So I see in my textbook that the formula for Laurent series was this:
$$\begin{align}f(z) &= \sum_{n=0}^{\infty} a_n(z - z_0)^n + \sum_{n=1}^{\infty} \frac{b_n}{(z - z_0)^n} \\[1ex] &= a_0 + a(z - z_0) + a_2(z - z_0)^2 + \cdots + \frac{b_1}{(z-z_0)} + \frac{b^2}{(z-z_0)^2} \end{align}$$
So I'm confused when the solution for this Laurent series just looks like a Taylor Series that was compared with another simpler Taylor series. It looks like that's what was done here in this problem:
Expand the function in a Laurent series that converges for $0 < |z| < R$ and determine the precise region of convergence. Show the details of your work. $$\frac{\cos{z}}{z^4}$$
So I know that a Taylor expansion of $\cos{z} = \sum_{n=0}^{\infty} \frac{(-1)^n}{(2n)!} z^{2n}$ and the region of convergence is the whole complex plane.
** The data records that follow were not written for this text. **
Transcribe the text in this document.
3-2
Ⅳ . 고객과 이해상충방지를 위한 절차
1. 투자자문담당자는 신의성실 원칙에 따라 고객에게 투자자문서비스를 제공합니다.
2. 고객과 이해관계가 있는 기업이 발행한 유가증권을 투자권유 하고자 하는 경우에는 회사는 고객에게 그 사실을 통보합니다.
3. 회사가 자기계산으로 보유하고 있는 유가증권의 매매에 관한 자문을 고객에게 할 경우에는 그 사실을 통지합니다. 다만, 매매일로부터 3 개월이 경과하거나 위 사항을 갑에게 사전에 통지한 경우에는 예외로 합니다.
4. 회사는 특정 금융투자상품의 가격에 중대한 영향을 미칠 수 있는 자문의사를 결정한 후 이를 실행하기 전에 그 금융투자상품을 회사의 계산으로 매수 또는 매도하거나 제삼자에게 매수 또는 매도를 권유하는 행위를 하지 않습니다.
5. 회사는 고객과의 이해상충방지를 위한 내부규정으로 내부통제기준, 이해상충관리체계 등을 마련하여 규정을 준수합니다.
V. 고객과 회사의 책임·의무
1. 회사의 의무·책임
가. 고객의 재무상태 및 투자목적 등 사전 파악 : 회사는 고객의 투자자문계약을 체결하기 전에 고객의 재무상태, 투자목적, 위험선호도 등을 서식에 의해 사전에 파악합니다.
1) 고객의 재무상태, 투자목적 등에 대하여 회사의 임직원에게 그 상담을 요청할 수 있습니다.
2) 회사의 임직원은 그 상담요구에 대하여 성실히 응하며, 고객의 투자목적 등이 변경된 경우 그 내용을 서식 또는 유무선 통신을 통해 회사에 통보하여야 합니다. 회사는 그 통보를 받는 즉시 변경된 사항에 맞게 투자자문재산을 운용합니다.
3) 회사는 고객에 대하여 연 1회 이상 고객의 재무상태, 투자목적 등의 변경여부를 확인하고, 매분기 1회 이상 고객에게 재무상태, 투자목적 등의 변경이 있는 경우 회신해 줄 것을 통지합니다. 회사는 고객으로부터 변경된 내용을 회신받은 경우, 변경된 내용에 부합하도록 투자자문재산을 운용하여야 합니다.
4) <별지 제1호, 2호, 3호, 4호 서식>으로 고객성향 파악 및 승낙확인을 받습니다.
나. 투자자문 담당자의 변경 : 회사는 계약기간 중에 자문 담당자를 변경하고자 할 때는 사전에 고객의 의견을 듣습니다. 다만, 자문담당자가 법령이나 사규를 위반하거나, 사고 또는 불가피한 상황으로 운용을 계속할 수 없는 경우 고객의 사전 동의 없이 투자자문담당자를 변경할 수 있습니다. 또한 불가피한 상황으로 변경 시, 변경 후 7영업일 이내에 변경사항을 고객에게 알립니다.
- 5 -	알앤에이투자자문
This means that:
$$\begin{align}f(z) &= \frac{\cos{z}}{z^4} \\[1ex] &= \frac{1}{z^4} \sum_{n=0}^{\infty} \frac{(-1)^n}{(2n)!} z^{2n} \\[1ex] &= \sum_{n=0}^{\infty} \frac{(-1)^n}{(2n)!} z^{2n - 4} \end{align}$$
What is the region of convergence and how do you know? Is this a Laurent series? Can this have been solved by a Taylor series? Can't Taylor series be sufficient here? Why or why not? Can't Taylor series handle the singularity at $z = 0$? I guess I don't know why what I did is a Laurent series? Is it because it has some negative exponent terms?